Monetary Policy 2016
Monetary Policy 2016
Monetary Policy 2016
Monetary policy 2016/17 was announced on July 14 2016 under the backdrop of southern border
disturbances and post earthquake reconstruction. It is made compatible with domestic and
international economic outlook as well as objectives and priorities of GoN Budget 2016/17. It aims to
facilitate the implementation of GoN budget to achieve 6.5% of economic growth and 7.5% of
inflation.
NRB publishes the overall tight stance to balance the impact of larger size of the Government budget
(2016/17) on macroeconomic stability. Monetary policy will facilitate to achieve targeted economic
growth of the government and aims at maintaining macroeconomic stability. Other major stances are:
1. Inflation- as a primary objective Monetary policy aims to contain CPI inflation at 7.5% (price
stability)
2. Foreign exchange reserve- aims to cover imports of goods and services for at least 8 months
(External sector stability)
3. Growth of broad money M2 at 17 %
4. Domestic and private credit growth at 25% and 20% respectively.
5. Necessary liquidity provided to achieve 6.5% of economic growth and currency peg as a nominal
anchor of monetary policy remain unchanged.
Introduction of interest rate corridor (IRC) - a mechanism that guide short-term interest rate. This
keeps interest rate within certain band.

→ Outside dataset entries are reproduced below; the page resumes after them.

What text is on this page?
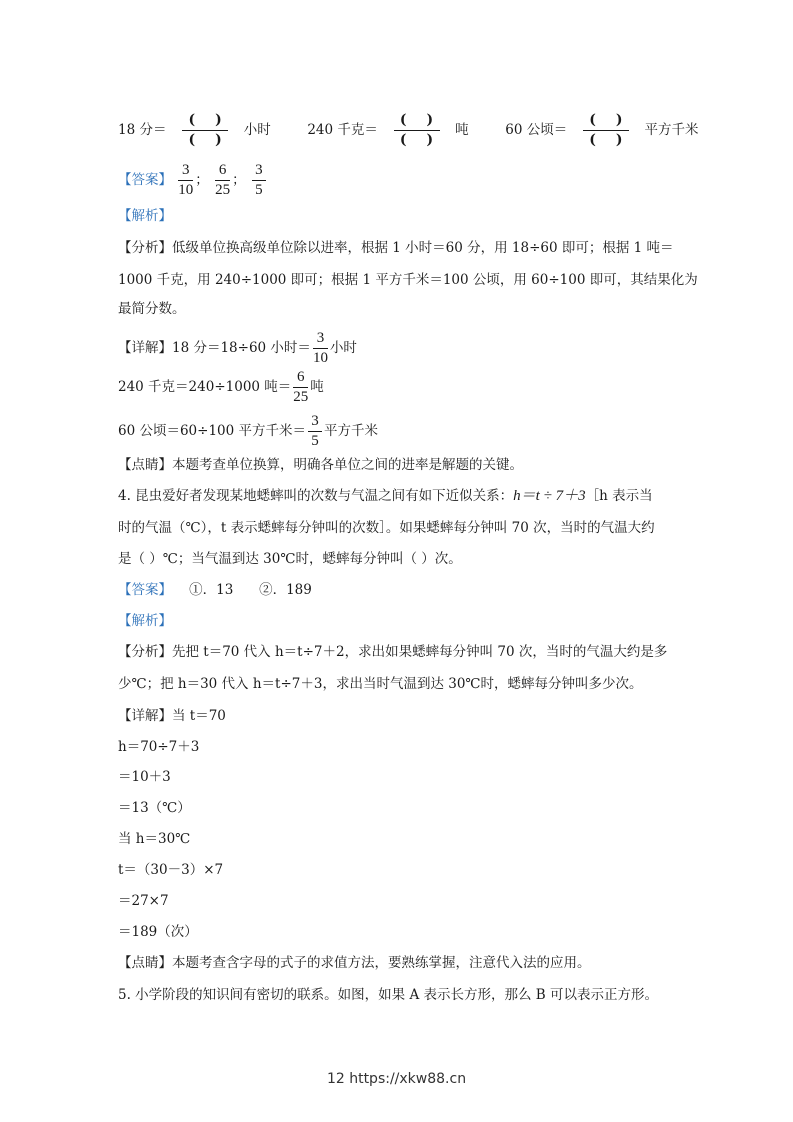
18 分＝
()
()
小时	240 千克＝
()
()
吨	60 公顷＝
()
()
平方千米
【答案】 $\frac{3}{10}$ ； $\frac{6}{25}$ ； $\frac{3}{5}$
【解析】
【分析】低级单位换高级单位除以进率，根据 1 小时＝60 分，用 18÷60 即可；根据 1 吨＝
1000 千克，用 240÷1000 即可；根据 1 平方千米＝100 公顷，用 60÷100 即可，其结果化为
最简分数。
【详解】18 分＝18÷60 小时＝ $\frac{3}{10}$ 小时
240 千克＝240÷1000 吨＝ $\frac{6}{25}$ 吨
60 公顷＝60÷100 平方千米＝ $\frac{3}{5}$ 平方千米
【点睛】本题考查单位换算，明确各单位之间的进率是解题的关键。
4. 昆虫爱好者发现某地蟋蟀叫的次数与气温之间有如下近似关系：h＝t ÷ 7＋3［h 表示当
时的气温（℃），t 表示蟋蟀每分钟叫的次数］。如果蟋蟀每分钟叫 70 次，当时的气温大约
是（ ）℃；当气温到达 30℃时，蟋蟀每分钟叫（ ）次。
【答案】    ①．13      ②．189
【解析】
【分析】先把 t＝70 代入 h＝t÷7＋2，求出如果蟋蟀每分钟叫 70 次，当时的气温大约是多
少℃；把 h＝30 代入 h＝t÷7＋3，求出当时气温到达 30℃时，蟋蟀每分钟叫多少次。
【详解】当 t＝70
h＝70÷7＋3
＝10＋3
＝13（℃）
当 h＝30℃
t＝（30－3）×7
＝27×7
＝189（次）
【点睛】本题考查含字母的式子的求值方法，要熟练掌握，注意代入法的应用。
5. 小学阶段的知识间有密切的联系。如图，如果 A 表示长方形，那么 B 可以表示正方形。
12 https://xkw88.cn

Two week repo rate will be taken as policy rate.
Cash reserve ratio: cash reserve for class A, B and C class bank is 6%, 5%, and 4% respectively.
SLR: SLR for class A, B, and C bank is 12%, 9%, and 8% respectively.
Bank rate is unchanged at 7 %
Credit to earthquake affected people at 2 % and refinance for such loan is at zero percent interest.
Introduction of liquidity monitoring and forecasting framework (LMFF) in order to measure and forecast
excess liquidity of bank and financial institution.
Credit type Refinance rate %
Earthquake victims 0 (for earthquake victims)
General refinance 4 (for commercial farming fruits, vegetables, hydropower and specified
productive sectors)
Special refinance 1 (equivalent to export amt for ostrich/cardamom farming & beekeeping
Export LIBOR+0.25 encourage export
Percentage of total credit to the specified productive sector is 20 percent for commercial bank and
that is of 15 percent and 10 percent to development bank and finance companies respectively.
Major Highlights
Criticism
Force lending provision to certain area may have negative impact on banking sector. So NRB should
try to policy stability through innovative use of monetary instrument.